Ingredients:

  • 1 cup (227g) unsalted butter, softened
  • 3/4 cup (150g) granulated sugar
  • 1 large egg
  • 2 tsp (10ml) vanilla extract
  • 1 tsp (4g) baking powder
  • 1/4 tsp (1.5g) salt
  • 2 1/2 cups (312g) all-purpose flour
  • 1/2 cup (113g) unsalted butter, softened
  • 2 cups (240g) icing sugar (powdered sugar), sifted
  • 2-3 tbsp (30-45ml) whole milk
  • 1 tsp (5ml) vanilla extract
  • Pinch of salt

Instructions:

  1. Cream the softened butter and granulated sugar together until light and fluffy.
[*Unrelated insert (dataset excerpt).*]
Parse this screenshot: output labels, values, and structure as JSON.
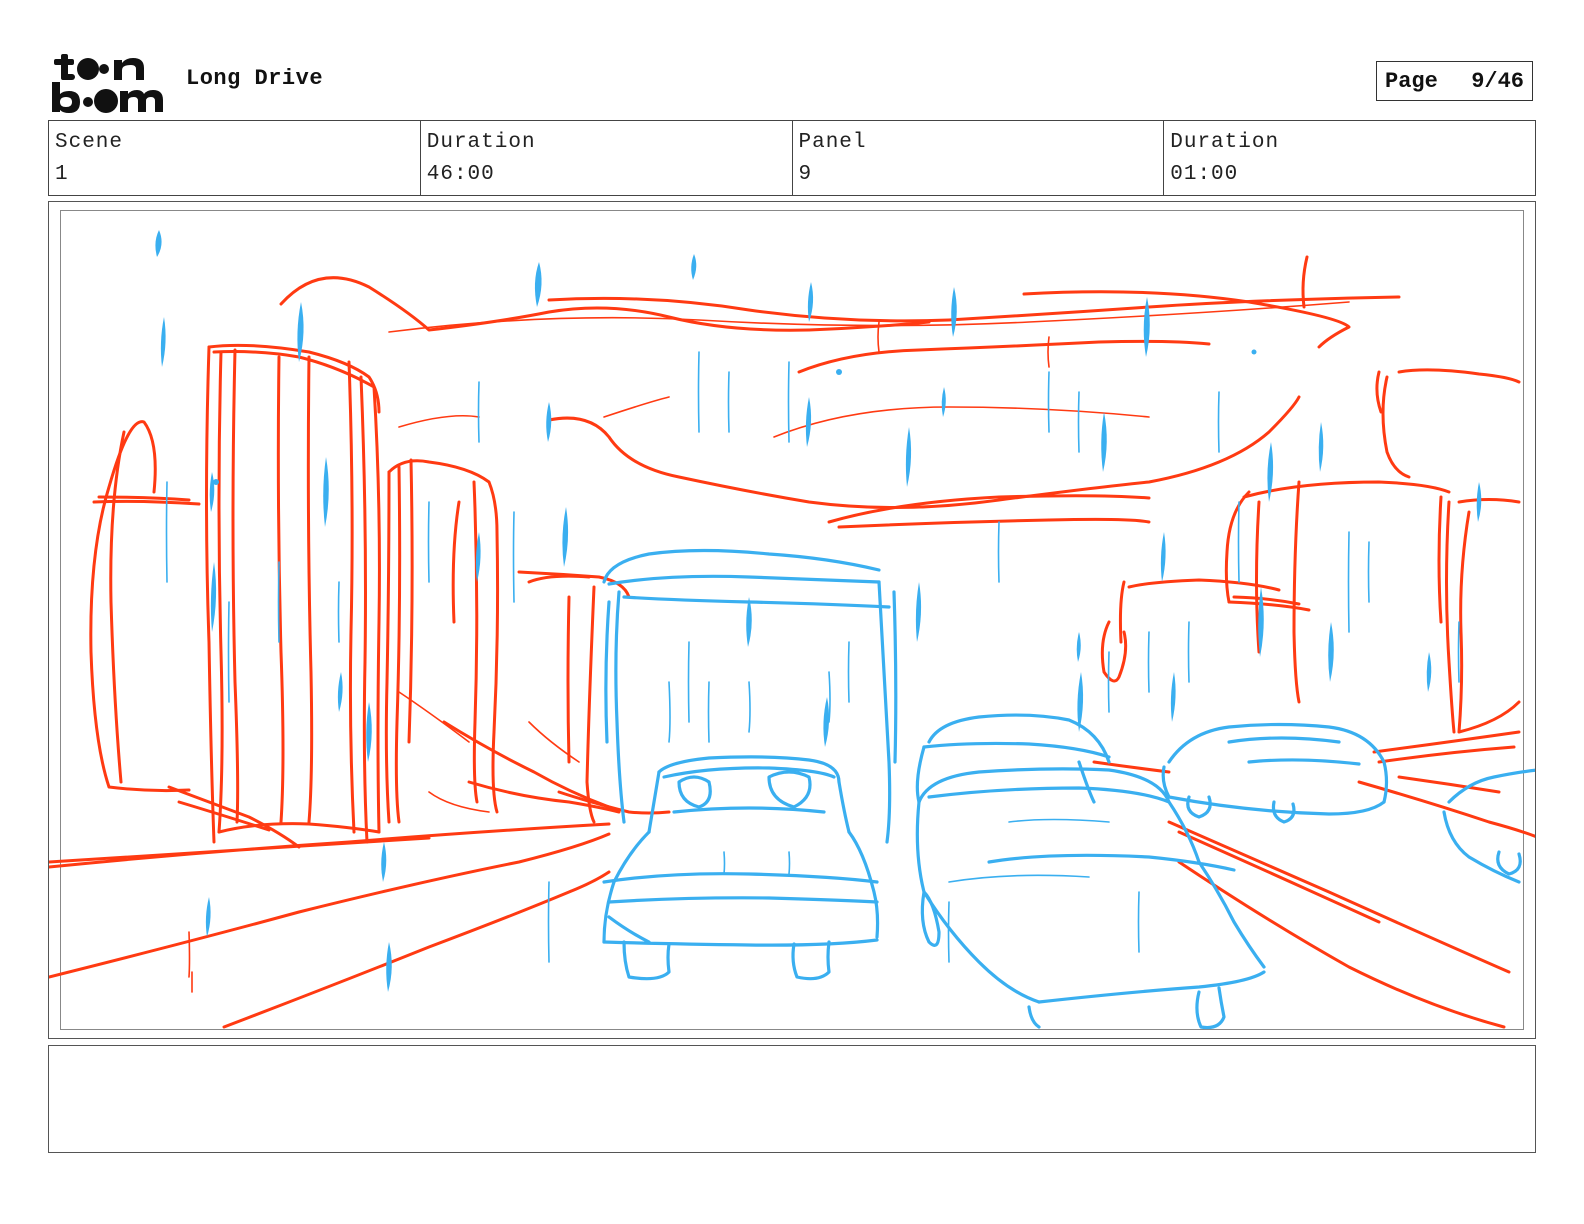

  2. Beat in the egg and vanilla extract.
  3. In a separate bowl, whisk together flour, baking powder, and salt.
  4. Gradually add dry ingredients to wet ingredients, mixing until just combined.
  5. Divide dough into two discs, wrap in cling film, and refrigerate for at least 30 minutes.
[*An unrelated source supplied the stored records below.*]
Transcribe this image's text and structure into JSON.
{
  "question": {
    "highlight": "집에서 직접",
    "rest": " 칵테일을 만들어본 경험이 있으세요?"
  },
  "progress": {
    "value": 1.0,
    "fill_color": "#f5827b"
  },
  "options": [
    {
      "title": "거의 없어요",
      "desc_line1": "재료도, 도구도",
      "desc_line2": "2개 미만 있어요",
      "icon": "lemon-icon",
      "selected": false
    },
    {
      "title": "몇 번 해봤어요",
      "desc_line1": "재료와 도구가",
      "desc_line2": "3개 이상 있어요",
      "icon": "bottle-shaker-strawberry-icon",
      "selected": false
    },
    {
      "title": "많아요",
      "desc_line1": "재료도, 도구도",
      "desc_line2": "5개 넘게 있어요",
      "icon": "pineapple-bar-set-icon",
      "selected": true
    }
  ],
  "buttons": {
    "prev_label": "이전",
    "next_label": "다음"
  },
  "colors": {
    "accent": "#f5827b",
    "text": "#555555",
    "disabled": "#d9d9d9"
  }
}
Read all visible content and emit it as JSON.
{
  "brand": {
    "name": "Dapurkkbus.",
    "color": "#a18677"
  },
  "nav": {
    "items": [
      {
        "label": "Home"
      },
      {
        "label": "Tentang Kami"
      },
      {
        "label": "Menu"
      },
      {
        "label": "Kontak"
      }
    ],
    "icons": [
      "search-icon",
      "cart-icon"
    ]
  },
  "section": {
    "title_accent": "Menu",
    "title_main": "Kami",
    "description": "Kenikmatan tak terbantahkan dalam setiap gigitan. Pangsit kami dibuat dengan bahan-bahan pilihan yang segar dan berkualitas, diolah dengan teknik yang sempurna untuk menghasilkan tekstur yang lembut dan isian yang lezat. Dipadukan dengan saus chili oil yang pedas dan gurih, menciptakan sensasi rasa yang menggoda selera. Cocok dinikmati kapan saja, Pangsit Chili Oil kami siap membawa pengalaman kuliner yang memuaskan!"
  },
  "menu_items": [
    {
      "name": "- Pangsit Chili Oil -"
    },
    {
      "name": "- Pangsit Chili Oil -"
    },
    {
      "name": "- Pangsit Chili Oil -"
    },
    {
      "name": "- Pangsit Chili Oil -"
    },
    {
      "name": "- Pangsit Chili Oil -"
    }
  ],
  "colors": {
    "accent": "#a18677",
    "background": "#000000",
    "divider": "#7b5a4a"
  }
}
  6. Preheat oven to 350°F (175°C).
  7. On a lightly floured surface, roll out one disc of dough to about 1/4 inch (6mm) thickness.
  8. Use cookie cutters to cut shapes and place them on lined baking sheets, spacing about 2 inches apart.
  9. Bake cookies for 10-12 minutes or until edges are just beginning to turn golden.
  10. Let cookies rest on sheets for 2 minutes, then transfer to a cooling rack to cool completely.
  11. Beat softened butter until creamy.
  12. Gradually add sifted icing sugar, mixing well after each addition.
  13. Add milk 1 tbsp at a time until smooth, spreadable consistency is reached.
  14. Stir in vanilla extract and a pinch of salt.
  15. Once cookies are fully cooled, spread or pipe the frosting on top.
  16. Allow frosting to set before serving or storing.